Broadcast legend Bobbie Wygant has released her memoir, “Talking to the Stars: Bobbie Wygant’s 70 Years in Television.” The Meadowbrook United Methodist Women had the privilege of hosting her at 7 p.m. Tuesday, April 9, in MUMC’s Fellowship Hall. During her seven-decade career, Wygant interviewed thousands of the most notable entertainers and celebrities from Bob Hope and Jane Fonda to Denzel Washington and Matt Damon. She was live on her midday program “Dateline” on Nov. 22, 1963, when news broke of President John F. Kennedy’s assassination.
A few months later, she interviewed the Beatles during their debut U.S. tour. Her publisher, TCU Press, has shared her speaking date with its regular subscribers so we may have a big turnout besides our own members.
Bobbie will sign books at the reception following the program. Refreshments will be served by Myra-Margaret Circle members.
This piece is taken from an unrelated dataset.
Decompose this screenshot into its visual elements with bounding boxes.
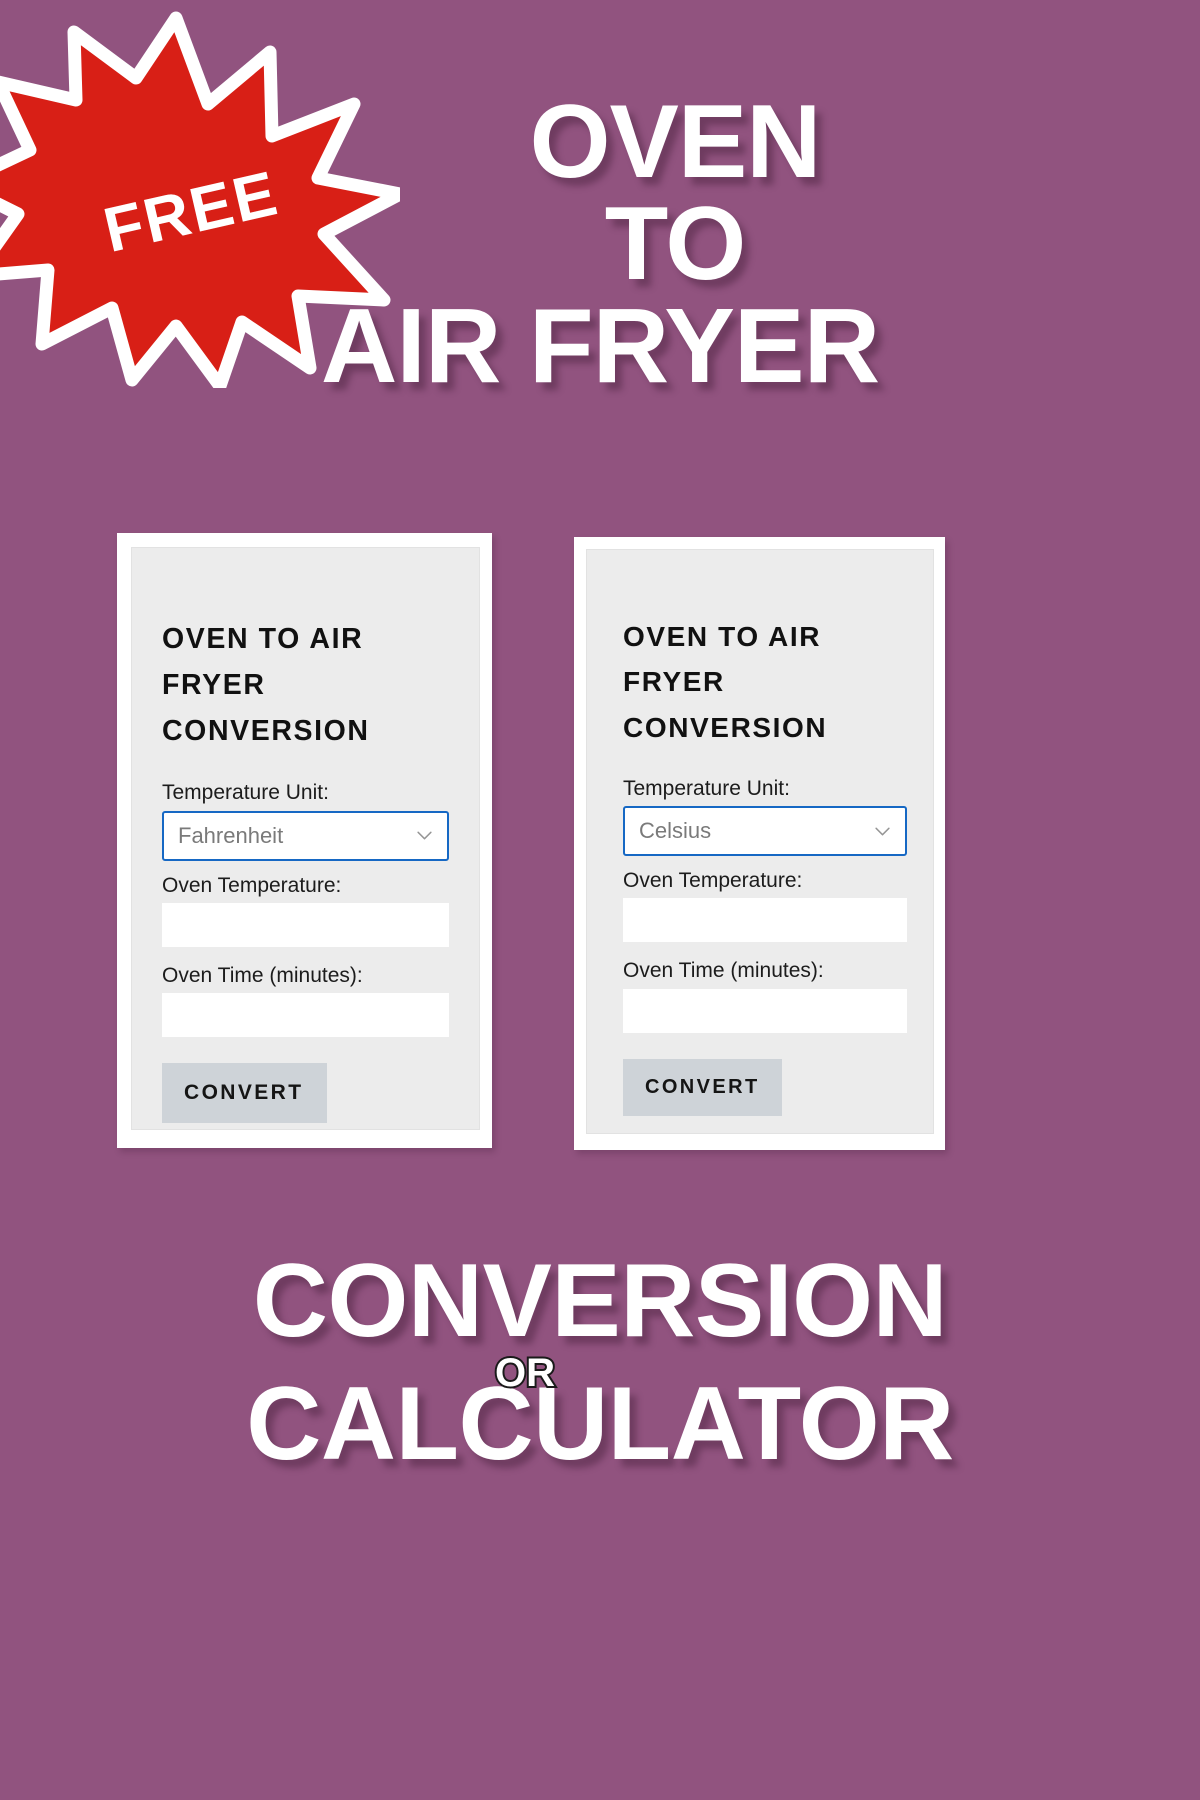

A memorable night with Bobbie Wygant
Broadcast legend Bobbie Wygant came to Meadowbrook UMC Tuesday night to share stories from her memoir, “Talking to the Stars: Bobbie Wygant’s 70 Years in Television.” But the order of the program quickly switched when Mrs. Wygant graciously began signing her books for United Methodist Women who surrounded her as soon as she arrived in the Fellowship Hall. She then spent 45 minutes regaling us with tales of her adventures as the first woman broadcaster hired by Amon Carter two weeks before the Channel 5 went on the air in Fort Worth in 1948 as the first television station between the Mississippi River and California. From her childhood favorite, Bob Hope, who nearly tossed her from a golf cart during one free-wheeling interview, to Bette Davis, who passed on her “no nostril shot” admonition to photographers, Mrs. Wygant was an award-winning entertainment reporter. But she rose to the occasion when word of President John Kennedy’s 1963 assassination was called into the station during her live interview show. She calmly continued her interview, breaking in from time to time to relay news updates from news reporters in Dallas.